Tuesday, October 2, 2012

History: just taking up space

     For all the South's obsession with its history, its Republican state Uniparties don't care much for the cost of preserving it. SC Governor Nikki Haley and her predecessor Mark "Don't Cry For Me, Argentina" Sanford annually tried/try to zero out funding for museums and archival programs (South Carolina's archive, which contains documents back to 1671, has dropped from 125 employees in the 1980s to 28, and has no funds for consesrvation of records at all). Mrs Governor Haley regularly denounces such things as foreign to her otherwise utterly undefinable notion of "the core functions of government."
     Last Thursday The New York Times ran a depressing story on how the Georgia Archives will have its staff cut to three persons in November, one of whom is the maintenance man. Documents coming in from state agencies will pile up unsorted and unfiled.Georgia will now share honors with no other state in the distinction of having a state Archive that's not  open to the public. If you want to see anything, you will have to make an appointment.

Not open for business.

     A week after announcing the cuts, Georgia Governor Nathan Deal issued the traditional annual Georgia Archives Month proclamation (which, curiously, is not posted on his official proclamations list).

“Can you believe that [expletive]?” said Morrow Business and Tourism Association President Mike Twomey.

     The Clayton News Daily reports:

 The closing of public access to the Georgia Archives likely will have a ripple effect. Clayton State University created a master’s degree program in archival studies because of its Morrow campus’ proximity to the Georgia Archives and the National Archives at Atlanta. Clayton County economic development officials want to attract genealogy-related businesses to the dormant Gateway Village development, located across Ga. 54 from the archives.

     Governor Deal is turning his back on the state's history as a leader in the public archives field:

The Georgia Archives was established on August 20, 1918, after a prolonged effort on the part of the Archive's first director, Lucian Lamar Knight. The Archives occupied a balcony in the State Capitol Building for twelve years until 1930, when furniture magnate Amos Giles Rhodes left his home, “Rhodes Hall,” to the Archives.

On October 11, 1965 the Archives dedicated its first home built specifically to house archival collections. The 14-story marble building—known to many as “the White Ice Cube”—was hailed as the most modern archival facility in the country. The new home led to the expansion of services, including the addition of records management and microfilming services for state agencies and local governments.

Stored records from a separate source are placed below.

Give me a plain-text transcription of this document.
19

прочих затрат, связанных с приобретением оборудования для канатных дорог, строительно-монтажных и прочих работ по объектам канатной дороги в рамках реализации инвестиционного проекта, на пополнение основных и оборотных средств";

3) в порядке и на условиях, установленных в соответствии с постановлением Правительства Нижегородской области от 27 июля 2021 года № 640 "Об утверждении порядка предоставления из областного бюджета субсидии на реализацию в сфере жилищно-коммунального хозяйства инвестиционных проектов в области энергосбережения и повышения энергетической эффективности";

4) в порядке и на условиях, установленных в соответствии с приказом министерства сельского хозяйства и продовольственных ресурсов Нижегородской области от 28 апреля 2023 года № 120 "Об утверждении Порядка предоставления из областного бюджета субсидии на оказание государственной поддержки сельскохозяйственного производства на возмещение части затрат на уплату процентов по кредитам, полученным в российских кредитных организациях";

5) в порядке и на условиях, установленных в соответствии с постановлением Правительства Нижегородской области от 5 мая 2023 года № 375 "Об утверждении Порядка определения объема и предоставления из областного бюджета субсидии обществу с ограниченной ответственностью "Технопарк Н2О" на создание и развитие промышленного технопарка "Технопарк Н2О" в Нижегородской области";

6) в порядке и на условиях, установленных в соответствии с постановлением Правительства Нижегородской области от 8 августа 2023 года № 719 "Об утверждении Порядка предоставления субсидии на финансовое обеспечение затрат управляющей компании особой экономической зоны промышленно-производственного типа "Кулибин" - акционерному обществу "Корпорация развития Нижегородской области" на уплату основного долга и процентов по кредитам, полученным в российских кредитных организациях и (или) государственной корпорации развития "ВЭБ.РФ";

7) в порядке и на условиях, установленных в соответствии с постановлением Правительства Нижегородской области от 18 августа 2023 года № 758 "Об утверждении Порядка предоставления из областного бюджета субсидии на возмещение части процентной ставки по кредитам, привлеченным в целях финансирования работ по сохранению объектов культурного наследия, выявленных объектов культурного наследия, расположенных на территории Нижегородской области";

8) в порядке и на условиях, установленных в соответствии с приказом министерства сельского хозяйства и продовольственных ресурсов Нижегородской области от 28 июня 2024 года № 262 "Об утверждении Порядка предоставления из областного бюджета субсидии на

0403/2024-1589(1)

In 1998 engineers determined that the White Ice Cube was sinking due to ground water and nearby interstate construction. Even as the building sank, the archives faced massive expenses to repair the aging HVAC systems. The cost to repair and refurbish the state archives (estimated by some to be as much as $40,000,000) made new construction an attractive alternative. In April 2001, the Georgia General Assembly endorsed a public-private partnership to construct a new archival facility near Clayton State University in Morrow, Georgia, and adjacent to the Southeast Regional Branch of the National Archives (completed in 2004). Groundbreaking took place on October 30 of that year and the Archives opened its new building on May 6, 2003. Since that time the facility has been awarded design awards by the American Institute of Architects at the state, regional, and national levels.

     Apparently not even a public-private partnership, so beloved of Southern Uniparties as the alternative to government activity of every sort, is enough to save Georgia's history from the axe.
     

1 comment:

  1. This seems so far-fetched that it's nearly impossible to believe. One of the original Thirteen Colonies and, hence, a state with a boatload of historical documents, is all but closing its archives.

    In addition, given the dramatic increase in documents in today's political world, if current-day files are allowed to simply pile up, it would seem unlikely that they will ever be sorted properly.

    Which means the public will be even less likely to find out about whatever tomfoolery might have accidently been allowed to escape the shredder.